そうポツリと小さな声で呟いたロイドの声は歓声にかき消されて私の耳には届かなかった。

何の予告もなく、突然肩を抱かれてぐいっと引き寄せられると、柔らかい感触が唇に降ってくる。

「キャアぁぁぁぁ――――!!」
「うおぉぉぉぉぉぉ!!!」

たちまち割れんばかりの悲鳴と拍手が鳴り響き、あたりは今日一番の盛り上がりで包まれた。

この一件は後日国中で話題の的となり、このシーンを描いた絵姿が大流行することとなる、というのは余談だ。

「ロ、ロイド⁉︎」

「これで国中の者に私とアリシアがいかに愛し合っているか知れ渡ることだろう」

満足気な表情で口角に笑みを浮かべるロイドは、実に楽しそうだった。

そしてその赤く美しい瞳には今日も変わらず私への愛が溢れている。


1年前、リズベルト王国で婚姻を言い渡され、国を出る時には、こんな未来をまったく想像もしていなかった。

王族としての身分しか価値のない私は、国のため人質として愛されることのない結婚をし、お飾り妃として生きる覚悟だった。

それで良いと思っていた。

衣食住に困らないだけで恵まれていて、自分は幸せだと信じて疑わなかったのだ。

そうして始まった人質生活。

監視役であったロイドとの出会いが、私の運命を変えたのだ。

今こうして、私自身を求めて愛してくれる人の隣にいて、一生を誓い合った。

幸せすぎてふいに怖くなる。

でもロイドは言うのだ、アリシアには幸せになる権利があるし、まだまだ幸せにし足りないと。

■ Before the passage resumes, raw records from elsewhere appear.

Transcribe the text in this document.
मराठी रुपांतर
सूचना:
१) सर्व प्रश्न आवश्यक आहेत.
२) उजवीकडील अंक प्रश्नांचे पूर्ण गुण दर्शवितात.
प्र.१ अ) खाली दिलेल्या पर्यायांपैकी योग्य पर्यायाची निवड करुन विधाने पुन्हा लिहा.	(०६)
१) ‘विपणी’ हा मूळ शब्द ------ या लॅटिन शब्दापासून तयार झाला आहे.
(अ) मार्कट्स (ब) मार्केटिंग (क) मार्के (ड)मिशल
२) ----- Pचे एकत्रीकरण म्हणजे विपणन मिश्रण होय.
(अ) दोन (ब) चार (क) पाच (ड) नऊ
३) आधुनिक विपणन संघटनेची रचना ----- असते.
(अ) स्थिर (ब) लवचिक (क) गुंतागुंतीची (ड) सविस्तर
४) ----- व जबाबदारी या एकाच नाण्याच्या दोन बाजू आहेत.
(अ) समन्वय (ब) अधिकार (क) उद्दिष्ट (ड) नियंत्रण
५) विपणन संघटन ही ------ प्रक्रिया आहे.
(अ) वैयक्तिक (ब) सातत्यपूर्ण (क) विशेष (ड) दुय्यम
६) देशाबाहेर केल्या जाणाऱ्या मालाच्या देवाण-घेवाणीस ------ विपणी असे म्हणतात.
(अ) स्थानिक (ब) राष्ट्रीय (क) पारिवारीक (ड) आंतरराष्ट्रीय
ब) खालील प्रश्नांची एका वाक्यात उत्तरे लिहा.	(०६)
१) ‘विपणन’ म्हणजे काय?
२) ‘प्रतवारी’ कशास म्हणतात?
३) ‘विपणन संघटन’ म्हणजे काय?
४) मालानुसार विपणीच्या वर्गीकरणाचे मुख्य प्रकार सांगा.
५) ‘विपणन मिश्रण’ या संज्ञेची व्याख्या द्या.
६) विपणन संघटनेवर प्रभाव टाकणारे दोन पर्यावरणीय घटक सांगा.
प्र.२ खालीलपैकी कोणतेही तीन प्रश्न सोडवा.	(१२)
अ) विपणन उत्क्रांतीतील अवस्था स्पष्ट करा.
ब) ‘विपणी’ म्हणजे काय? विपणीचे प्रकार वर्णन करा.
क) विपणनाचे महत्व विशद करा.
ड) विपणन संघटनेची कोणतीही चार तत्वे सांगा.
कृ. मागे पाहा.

有り余るくらい十分幸せなのに、ロイドはまだまだ私に愛を注ぎ、幸せを与えてくれるつもりらしい。

だから私は決めたのだ。

この幸せを、この国の王妃として、民に還元していこうと。

前世の記憶があるゆえに貧困に喘ぐ気持ちを知っているからこそ、私にできることがあるはずだ。

みんなの笑顔が絶えない、そんな国を彼の隣で一緒に作っていきたい、そう思うのだ――。